Going local in a global market

By: Andreas Voniatis

Date: 26 November 2012

Going local down in a market global/think global{{}}Expanding your business abroad is no mere afterthought despite the ease of reaching people in different languages and markets across the world thanks to the internet.

Rarely is it necessary these days to set up local offices or physical branches on the high street to sell your wares or services. People simply search for your product and buy from you even if your business isn’t based in their country — most customers will trust worldwide shipping to make purchases online.

So how do we take advantage of this phenomenon? How do we reach audiences in the same language but a different country like Australia or the USA? How do we reach audiences in a different language and a different country altogether? How do we avoid embarrassing mistakes to keep our credibility intact when people do eventually find us?

The key issue that most business forget in the rush to maximise the opportunity is not to get lost in translation.

Acting local with content

The first thing you need is web content. Whether you’re an ecommerce site selling your unique brand of clothes or a firm selling professional services or an online product such as a video game — you need copy that is written in the customer’s language.

But before you log onto Google translate, remember that people are not that forgiving of businesses with poorly written copy. So it makes sense to hire a professional writer that has native level language skills in the country of choice — even Australian English for instance.

A professional writer will not only write using the idioms and wordplay, they will also understand the culture of how people buy into what it is you do. This will also help prevent costly branding mistakes such as the time Opel named their car Nova for the Spanish market which means “no-go”.

They will write web copy for your product or service that sounds right and thus will make your business appear more persuasive and trustworthy.

Beyond the website

The professional writer will not only write copy for your website, but equally important, will write unique content for other websites discussing the issues that your business’ products or services resolve.

This not only allows you to reach out to new audiences in France but also helps build your reputation in Google France. This happens in a number of ways:

  • People will start searching for your brand name online in France;
  • Your web pages start getting traffic for searches conducted in French;
  • People click through on links embedded in the content to your French website.

Becoming famous

If the budget stretches, you may wish to consider getting coverage in the target country. This will require a public relations (PR) specialist with the right media contacts in the countries you’re marketing to.

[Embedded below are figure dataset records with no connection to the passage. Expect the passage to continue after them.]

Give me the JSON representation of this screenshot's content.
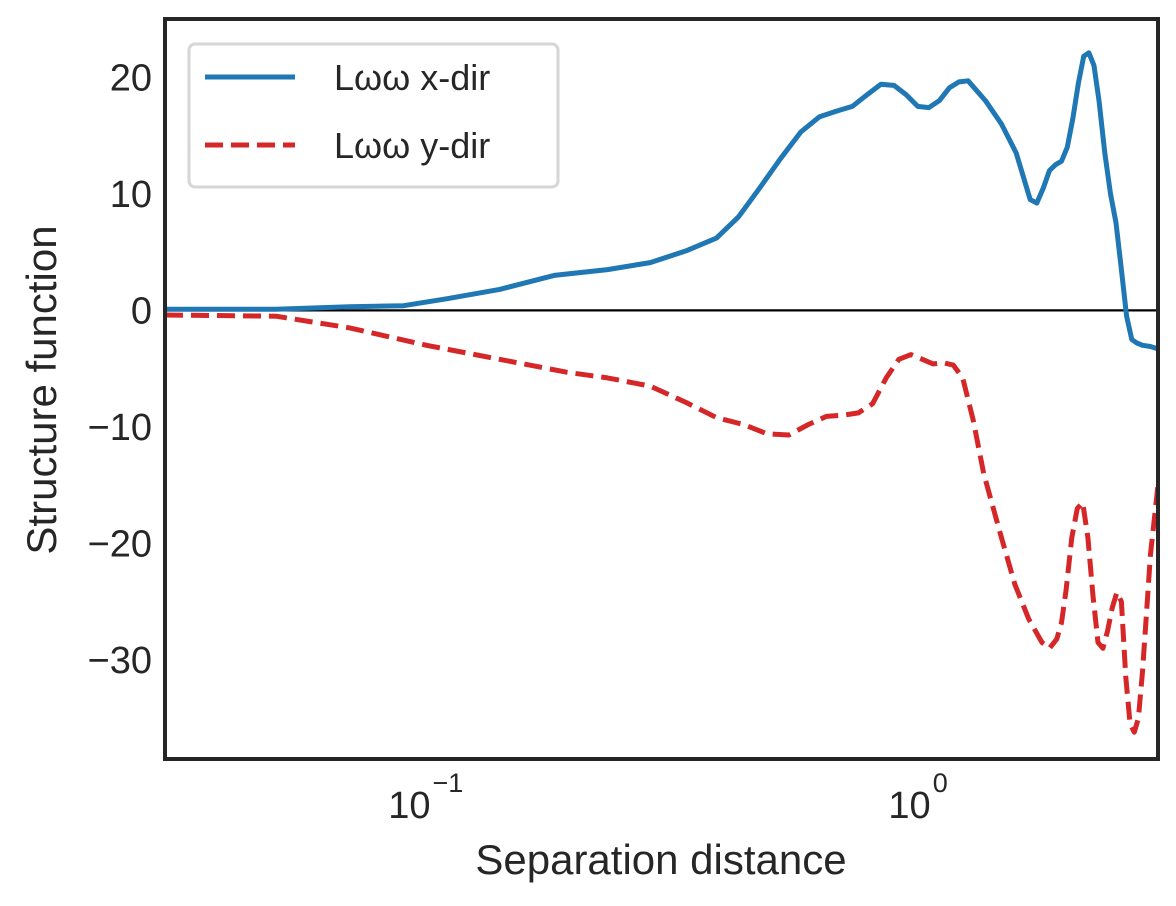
{
  "chart_data": {
    "type": "line",
    "title": "",
    "xlabel": "Separation distance",
    "ylabel": "Structure function",
    "xscale": "log",
    "xlim": [
      0.03,
      2.9
    ],
    "ylim": [
      -38.5,
      25
    ],
    "grid": false,
    "legend_placement": "top-left",
    "zero_line": true,
    "x_ticks": [
      {
        "value": 0.1,
        "base": "10",
        "exp": "−1"
      },
      {
        "value": 1,
        "base": "10",
        "exp": "0"
      }
    ],
    "y_ticks": [
      {
        "value": 20,
        "label": "20"
      },
      {
        "value": 10,
        "label": "10"
      },
      {
        "value": 0,
        "label": "0"
      },
      {
        "value": -10,
        "label": "−10"
      },
      {
        "value": -20,
        "label": "−20"
      },
      {
        "value": -30,
        "label": "−30"
      }
    ],
    "series": [
      {
        "name": "Lωω x-dir",
        "color": "#1f77b4",
        "style": "solid",
        "x": [
          0.03,
          0.05,
          0.07,
          0.09,
          0.11,
          0.14,
          0.18,
          0.23,
          0.28,
          0.33,
          0.38,
          0.42,
          0.46,
          0.51,
          0.56,
          0.61,
          0.66,
          0.71,
          0.76,
          0.81,
          0.86,
          0.91,
          0.96,
          1.01,
          1.06,
          1.11,
          1.16,
          1.21,
          1.31,
          1.41,
          1.51,
          1.61,
          1.66,
          1.71,
          1.76,
          1.81,
          1.86,
          1.91,
          1.96,
          2.01,
          2.06,
          2.11,
          2.16,
          2.21,
          2.27,
          2.33,
          2.39,
          2.45,
          2.51,
          2.57,
          2.63,
          2.7,
          2.8,
          2.9
        ],
        "y": [
          0.1,
          0.1,
          0.3,
          0.4,
          1.0,
          1.8,
          3.0,
          3.5,
          4.1,
          5.1,
          6.2,
          8.0,
          10.3,
          13.0,
          15.3,
          16.6,
          17.1,
          17.5,
          18.5,
          19.4,
          19.3,
          18.5,
          17.5,
          17.4,
          18.0,
          19.1,
          19.6,
          19.7,
          18.0,
          16.0,
          13.5,
          9.5,
          9.2,
          10.5,
          12.0,
          12.5,
          12.8,
          14.0,
          16.5,
          19.5,
          21.8,
          22.1,
          21.0,
          18.0,
          13.5,
          10.0,
          7.5,
          3.5,
          -0.5,
          -2.5,
          -2.8,
          -3.0,
          -3.1,
          -3.3
        ]
      },
      {
        "name": "Lωω y-dir",
        "color": "#d62728",
        "style": "dashed",
        "x": [
          0.03,
          0.05,
          0.07,
          0.1,
          0.14,
          0.19,
          0.23,
          0.28,
          0.33,
          0.38,
          0.43,
          0.48,
          0.53,
          0.58,
          0.63,
          0.68,
          0.73,
          0.78,
          0.83,
          0.88,
          0.93,
          0.98,
          1.03,
          1.08,
          1.13,
          1.18,
          1.24,
          1.3,
          1.4,
          1.5,
          1.6,
          1.7,
          1.76,
          1.82,
          1.86,
          1.9,
          1.95,
          2.0,
          2.05,
          2.1,
          2.15,
          2.2,
          2.25,
          2.3,
          2.35,
          2.4,
          2.45,
          2.5,
          2.55,
          2.6,
          2.65,
          2.7,
          2.75,
          2.8,
          2.9
        ],
        "y": [
          -0.4,
          -0.5,
          -1.5,
          -3.0,
          -4.2,
          -5.3,
          -5.8,
          -6.5,
          -7.9,
          -9.2,
          -9.8,
          -10.6,
          -10.7,
          -9.8,
          -9.1,
          -9.0,
          -8.8,
          -8.0,
          -5.8,
          -4.2,
          -3.8,
          -4.2,
          -4.6,
          -4.5,
          -4.7,
          -5.8,
          -9.5,
          -14.0,
          -19.0,
          -23.5,
          -26.5,
          -28.5,
          -29.0,
          -28.2,
          -26.8,
          -24.0,
          -19.5,
          -17.0,
          -16.5,
          -19.5,
          -24.5,
          -28.5,
          -29.0,
          -27.5,
          -25.5,
          -24.2,
          -25.0,
          -31.5,
          -35.5,
          -36.2,
          -35.0,
          -31.0,
          -26.0,
          -21.0,
          -15.0
        ]
      }
    ]
  }
}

The PR will help you build your profile with the media and create news hooks that will help your press releases get picked up by the press your customers read. These news hooks could be original research or surveys or whitepapers that will help your brand get noticed and stand out from all other local and global competitors vying for your customers’ money.

Although Rome wasn’t built in a day, just imagine what the Romans would have given to have the technology we have to reach millions of people across the world — all powered by search.